Intrigues, armaments, leagues, corruption and treason make
up the outward history of Italy at this period. Venice in particular was long
accused on all hands of seeking to conquer the whole peninsula, or gradually so
to reduce its strength that one State after another must fall into her hands.
But on a closer view it is evident that this complaint did not come from the
people, but rather from the courts and official classes, which were commonly
abhorred by their subjects, while the mild government of Venice had secured for
it general confidence, Even Florence, with its restive subject cities, found
itself in a false position with regard to Venice, apart from all commercial
jealousy and from the progress of Venice in Romagna. At last the League of
Cambrai actually did strike a serious blow at the State which all Italy ought
to have supported with united strength.
The other States, also, were animated by feelings no less
unfriendly, and were at all times ready to use against one another any weapon
which their evil conscience might suggest. Lodovico it Moro, the Aragonese
kings of Naples, and Sixtus IV—to say nothing of the smaller powers—kept Italy
in a constant perilous agitation. It would have been well if the atrocious game
had been confined to Italy; but it lay in the nature of the case that
intervention and help should at last be sought from abroad—in particular from
the French and the Turks.
The sympathies of the people at large were throughout on the
side of France. Florence had never ceased to confess with shocking naïveté its old Guelph preference for
the French. And when Charles VIII actually appeared on the south of the Alps,
all Italy accepted him with an enthusiasm which to himself and his followers
seemed unaccountable. In the imagination
of the Italians, to take Savonarola for an example, the ideal picture of a
wise, just, and powerful saviour and ruler was still living, with the
difference that he was no longer the emperor invoked by Dante, but the Capetian
king of France. With his departure the illusion was broken; but it was long
before all understood how completely Charles VIII, Louis XII, and Francis I had
mistaken their true relation to Italy, and by what inferior motives they were
led. The princes, for their part, tried to make use of France in a wholly
different way. When the Franco-English wars came to an end, when Louis XI began
to cast about his diplomatic nets on all sides, and Charles of Burgundy to
embark on his foolish adventures, the Italian Cabinets came to meet them at
every point. It became clear that the intervention of France was only a
question of time, even if the claims on Naples and Milan had never existed, and
that the old interference with Genoa and Piedmont was only a type of what was
to follow. The Venetians, in fact, expected it as early as 1462. The mortal
terror of the Duke Galeazzo Maria of Milan during the Burgundian war, in which
he was apparently the ally of Charles as well as of Louis, and consequently had
reason to dread an attack from both, is strikingly shown in his correspondence.

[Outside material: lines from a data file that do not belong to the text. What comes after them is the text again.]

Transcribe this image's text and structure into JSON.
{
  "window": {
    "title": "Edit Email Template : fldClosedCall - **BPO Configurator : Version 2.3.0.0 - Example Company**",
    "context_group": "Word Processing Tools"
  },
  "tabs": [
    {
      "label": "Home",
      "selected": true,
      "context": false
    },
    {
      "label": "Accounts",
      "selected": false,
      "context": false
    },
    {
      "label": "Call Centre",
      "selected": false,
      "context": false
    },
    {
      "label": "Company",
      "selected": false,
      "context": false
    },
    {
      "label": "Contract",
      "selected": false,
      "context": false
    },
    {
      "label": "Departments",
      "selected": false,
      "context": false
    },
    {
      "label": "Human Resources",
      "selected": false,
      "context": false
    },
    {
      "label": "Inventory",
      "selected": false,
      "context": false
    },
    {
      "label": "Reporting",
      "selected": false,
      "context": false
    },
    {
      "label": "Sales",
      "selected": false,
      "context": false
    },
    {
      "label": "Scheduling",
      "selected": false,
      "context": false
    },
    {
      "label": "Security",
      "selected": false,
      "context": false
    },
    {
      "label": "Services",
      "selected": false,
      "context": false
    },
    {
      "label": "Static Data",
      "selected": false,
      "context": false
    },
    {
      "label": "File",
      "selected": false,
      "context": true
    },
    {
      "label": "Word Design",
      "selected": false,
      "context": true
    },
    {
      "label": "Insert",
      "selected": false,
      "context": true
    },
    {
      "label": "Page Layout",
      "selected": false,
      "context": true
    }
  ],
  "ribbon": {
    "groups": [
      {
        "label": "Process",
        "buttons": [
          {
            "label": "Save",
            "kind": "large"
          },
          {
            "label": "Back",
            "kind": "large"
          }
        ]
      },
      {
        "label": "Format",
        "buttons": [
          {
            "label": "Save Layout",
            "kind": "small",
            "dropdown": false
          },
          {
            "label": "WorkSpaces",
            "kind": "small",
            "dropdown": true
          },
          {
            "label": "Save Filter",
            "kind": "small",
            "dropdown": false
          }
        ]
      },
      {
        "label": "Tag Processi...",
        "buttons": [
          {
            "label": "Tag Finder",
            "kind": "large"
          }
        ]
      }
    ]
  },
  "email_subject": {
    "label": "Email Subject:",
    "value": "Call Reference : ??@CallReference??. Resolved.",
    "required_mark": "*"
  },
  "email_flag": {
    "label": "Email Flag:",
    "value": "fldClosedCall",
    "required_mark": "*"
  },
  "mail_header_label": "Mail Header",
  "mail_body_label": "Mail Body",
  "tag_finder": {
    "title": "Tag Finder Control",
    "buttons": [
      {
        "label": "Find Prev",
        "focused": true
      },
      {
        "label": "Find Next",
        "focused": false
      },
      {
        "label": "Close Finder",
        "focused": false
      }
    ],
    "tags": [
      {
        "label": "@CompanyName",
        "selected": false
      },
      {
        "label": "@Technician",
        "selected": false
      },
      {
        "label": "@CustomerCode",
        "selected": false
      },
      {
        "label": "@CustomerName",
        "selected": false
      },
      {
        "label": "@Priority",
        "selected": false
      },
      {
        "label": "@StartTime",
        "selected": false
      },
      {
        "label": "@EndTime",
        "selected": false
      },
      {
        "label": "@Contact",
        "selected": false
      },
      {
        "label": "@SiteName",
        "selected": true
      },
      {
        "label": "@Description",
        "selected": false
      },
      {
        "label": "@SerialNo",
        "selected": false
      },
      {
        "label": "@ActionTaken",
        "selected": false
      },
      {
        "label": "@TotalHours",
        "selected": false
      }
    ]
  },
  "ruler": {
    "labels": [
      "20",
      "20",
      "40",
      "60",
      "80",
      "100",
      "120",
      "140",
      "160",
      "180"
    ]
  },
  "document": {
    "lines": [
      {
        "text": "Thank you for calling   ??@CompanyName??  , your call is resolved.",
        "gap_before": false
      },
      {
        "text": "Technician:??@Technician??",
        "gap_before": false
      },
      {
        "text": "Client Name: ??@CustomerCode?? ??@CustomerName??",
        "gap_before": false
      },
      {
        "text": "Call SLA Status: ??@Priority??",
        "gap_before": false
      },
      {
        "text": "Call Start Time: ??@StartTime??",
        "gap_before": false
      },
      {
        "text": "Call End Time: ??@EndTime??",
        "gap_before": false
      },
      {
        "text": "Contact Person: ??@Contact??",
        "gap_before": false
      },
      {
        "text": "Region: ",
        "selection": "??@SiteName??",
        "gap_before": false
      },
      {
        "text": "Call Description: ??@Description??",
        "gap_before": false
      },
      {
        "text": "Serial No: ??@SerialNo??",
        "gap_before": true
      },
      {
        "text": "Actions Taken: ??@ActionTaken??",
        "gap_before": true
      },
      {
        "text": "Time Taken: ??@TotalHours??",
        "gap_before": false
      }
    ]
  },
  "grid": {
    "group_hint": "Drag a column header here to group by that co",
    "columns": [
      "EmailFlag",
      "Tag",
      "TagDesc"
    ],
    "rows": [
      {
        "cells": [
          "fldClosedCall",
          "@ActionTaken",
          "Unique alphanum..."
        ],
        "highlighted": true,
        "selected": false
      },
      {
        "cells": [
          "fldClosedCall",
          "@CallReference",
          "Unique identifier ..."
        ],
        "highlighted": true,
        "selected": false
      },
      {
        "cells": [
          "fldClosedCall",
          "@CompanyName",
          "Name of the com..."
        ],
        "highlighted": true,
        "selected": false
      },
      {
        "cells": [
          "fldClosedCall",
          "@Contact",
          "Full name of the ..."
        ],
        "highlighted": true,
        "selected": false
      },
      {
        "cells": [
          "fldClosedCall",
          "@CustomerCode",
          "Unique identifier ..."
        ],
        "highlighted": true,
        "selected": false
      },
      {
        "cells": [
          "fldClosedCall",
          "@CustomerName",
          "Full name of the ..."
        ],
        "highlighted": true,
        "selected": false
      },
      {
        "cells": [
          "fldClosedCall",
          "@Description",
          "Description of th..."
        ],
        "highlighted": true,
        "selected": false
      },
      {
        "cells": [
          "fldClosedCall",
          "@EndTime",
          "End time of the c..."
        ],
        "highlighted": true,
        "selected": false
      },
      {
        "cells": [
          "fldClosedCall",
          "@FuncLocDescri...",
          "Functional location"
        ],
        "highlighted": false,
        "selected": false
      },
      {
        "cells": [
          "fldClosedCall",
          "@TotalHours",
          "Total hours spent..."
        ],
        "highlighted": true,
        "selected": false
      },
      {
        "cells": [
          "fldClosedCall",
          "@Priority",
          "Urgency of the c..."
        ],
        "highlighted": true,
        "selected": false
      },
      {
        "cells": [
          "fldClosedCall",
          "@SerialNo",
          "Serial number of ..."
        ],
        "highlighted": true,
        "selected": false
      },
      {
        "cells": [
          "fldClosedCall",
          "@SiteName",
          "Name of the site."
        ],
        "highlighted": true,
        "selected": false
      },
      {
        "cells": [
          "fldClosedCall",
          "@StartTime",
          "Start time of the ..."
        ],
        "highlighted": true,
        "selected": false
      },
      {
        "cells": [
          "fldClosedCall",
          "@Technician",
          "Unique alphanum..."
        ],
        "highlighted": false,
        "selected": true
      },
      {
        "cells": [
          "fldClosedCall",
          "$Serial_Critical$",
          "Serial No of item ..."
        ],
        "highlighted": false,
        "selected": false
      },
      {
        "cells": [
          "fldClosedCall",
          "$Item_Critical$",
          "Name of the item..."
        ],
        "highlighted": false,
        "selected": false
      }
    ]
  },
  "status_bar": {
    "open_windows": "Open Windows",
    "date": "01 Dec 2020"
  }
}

The plan of an equilibrium of the four chief Italian powers, as understood by
Lorenzo the Magnificent, was but the assumption of a cheerful optimistic
spirit, which had outgrown both the recklessness of an experimental policy and
the superstitions of Florentine Guelphism, and persisted in hoping for the
best. When Louis XI offered him aid in the war against Ferrante of Naples and
Sixtus IV, he replied, 'I cannot set my own advantage above the safety of all
Italy; would to God it never came into the mind of the French kings to try
their strength in this country! Should they ever do so, Italy is lost.' For the
other princes, the King of France was alternately a bugbear to themselves and
their enemies, and they threatened to call him in whenever they saw no more convenient
way out of their difficulties. The Popes, in their turn, fancied that they
could make use of France without any danger to themselves, and even Innocent
VIII imagined that he could withdraw to sulk in the North, and return as a
conqueror to Italy at the head of a French army.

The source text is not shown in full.